Saturday, December 26, 2009

KUAM's Founder Harry Engel, Part 2

KVEN and Expansion

This is a continuation. Click here for Part 1 of the story.


Harry's extensive recuperation coincided with the majority of World War II. In 1945, he moved to Ventura, California and began selling radio advertising for station KVEN, a station he would eventually become sales manager, and later owner of. It would be the first of many stations that he would eventually oversee.


Harry quickly proved himself an effective salesman, often relying on his Army veteran status to help drive sales. He also developed a healthy relationship with the California Highway Patrol, who became accustomed to seeing his car zipping up and down Highway 101 on sales calls. No doubt he relied on his salesman's tactics to sweettalk himself out of the occasional speeding ticket as well.

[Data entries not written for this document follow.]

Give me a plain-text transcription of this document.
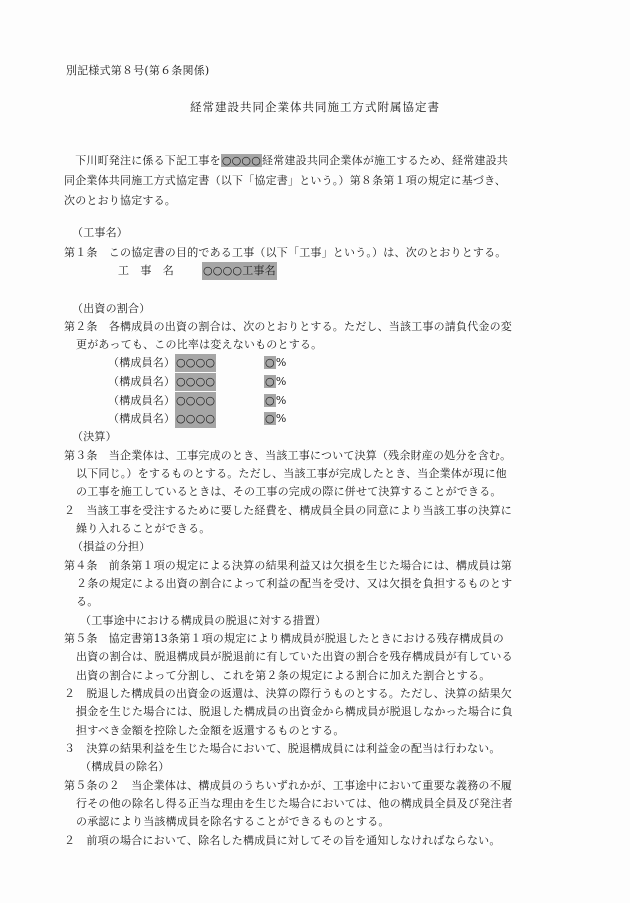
別記様式第８号(第６条関係)
経常建設共同企業体共同施工方式附属協定書
　下川町発注に係る下記工事を○○○○経常建設共同企業体が施工するため、経常建設共
同企業体共同施工方式協定書（以下「協定書」という。）第８条第１項の規定に基づき、
次のとおり協定する。
（工事名）
第１条　この協定書の目的である工事（以下「工事」という。）は、次のとおりとする。
工　事　名	○○○○工事名
（出資の割合）
第２条　各構成員の出資の割合は、次のとおりとする。ただし、当該工事の請負代金の変
更があっても、この比率は変えないものとする。
（構成員名） ○○○○	○%
（構成員名） ○○○○	○%
（構成員名） ○○○○	○%
（構成員名） ○○○○	○%
（決算）
第３条　当企業体は、工事完成のとき、当該工事について決算（残余財産の処分を含む。
以下同じ。）をするものとする。ただし、当該工事が完成したとき、当企業体が現に他
の工事を施工しているときは、その工事の完成の際に併せて決算することができる。
２　当該工事を受注するために要した経費を、構成員全員の同意により当該工事の決算に
繰り入れることができる。
（損益の分担）
第４条　前条第１項の規定による決算の結果利益又は欠損を生じた場合には、構成員は第
２条の規定による出資の割合によって利益の配当を受け、又は欠損を負担するものとす
る。
（工事途中における構成員の脱退に対する措置）
第５条　協定書第13条第１項の規定により構成員が脱退したときにおける残存構成員の
出資の割合は、脱退構成員が脱退前に有していた出資の割合を残存構成員が有している
出資の割合によって分割し、これを第２条の規定による割合に加えた割合とする。
２　脱退した構成員の出資金の返還は、決算の際行うものとする。ただし、決算の結果欠
損金を生じた場合には、脱退した構成員の出資金から構成員が脱退しなかった場合に負
担すべき金額を控除した金額を返還するものとする。
３　決算の結果利益を生じた場合において、脱退構成員には利益金の配当は行わない。
（構成員の除名）
第５条の２　当企業体は、構成員のうちいずれかが、工事途中において重要な義務の不履
行その他の除名し得る正当な理由を生じた場合においては、他の構成員全員及び発注者
の承認により当該構成員を除名することができるものとする。
２　前項の場合において、除名した構成員に対してその旨を通知しなければならない。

It was at KVEN that he befriended several men who would later become instrumental in his career. The station's general manager Mort Werner would later go on to join NBC as the producer of the "Today" show, and the first successful run of "The Tonight Show" with original host Jack Parr. He became senior VP for programming and talent in 1962. Under his watch over the next 10 years, NBC would produce several runaway hits including "Bonanza" and "Laugh-In" and "I Spy", the first series to feature a black actor in a prominent role.


Mort Werner


Werner is also fondly remembered by fans of "Star Trek" as the man who single-handedly saved that show at its inception. When producer Gene Roddenberry showed NBC execs his pilot episode (starring Jeffrey Hunter), they turned it down as "too cerebral" for the television audience. However, Werner argued the merits of the fledgling series, and Roddenberry was given an unheard-of second chance ... and funds to produce a second pilot episode. The show was retooled and recast (with William Shatner replacing Hunter). That pilot sold ... and the rest is history.


Decades later, in the late 1970's, it was Werner that would lure old friend and former employee Harry Engel to Maui to run radio stations there.


From KVEN, Harry Engel's business holdings would expand across the country. One of his more unique ventures was as owner of legendary Los Angeles hot dog stand Tail of the Pup. A Hollywood landmark in the unique shape of a giant hot dog, the restaurant would later make appearances in many movies and TV series, including Brian De Palma's Body Double, Steve Martin's L.A. Story, George Benson's video Give Me the Night, and the 1986 Danny DeVito/Bette Midler comedy Ruthless People.


Judge Reinhold from Ruthless People.

The Tail of the Pup, formerly owned by Harry Engel,

can be seen behind him.


In the early 1950's, Harry formed Intercontinental Services, Ltd. on East 46th street in his home city of New York, with sales offices in Los Angeles and San Francisco. The company concentrated primarily on the purchase and operation of smaller radio and television stations worldwide. It was through this venture that would eventually lead Harry to founding Guam's first commercial radio and TV station.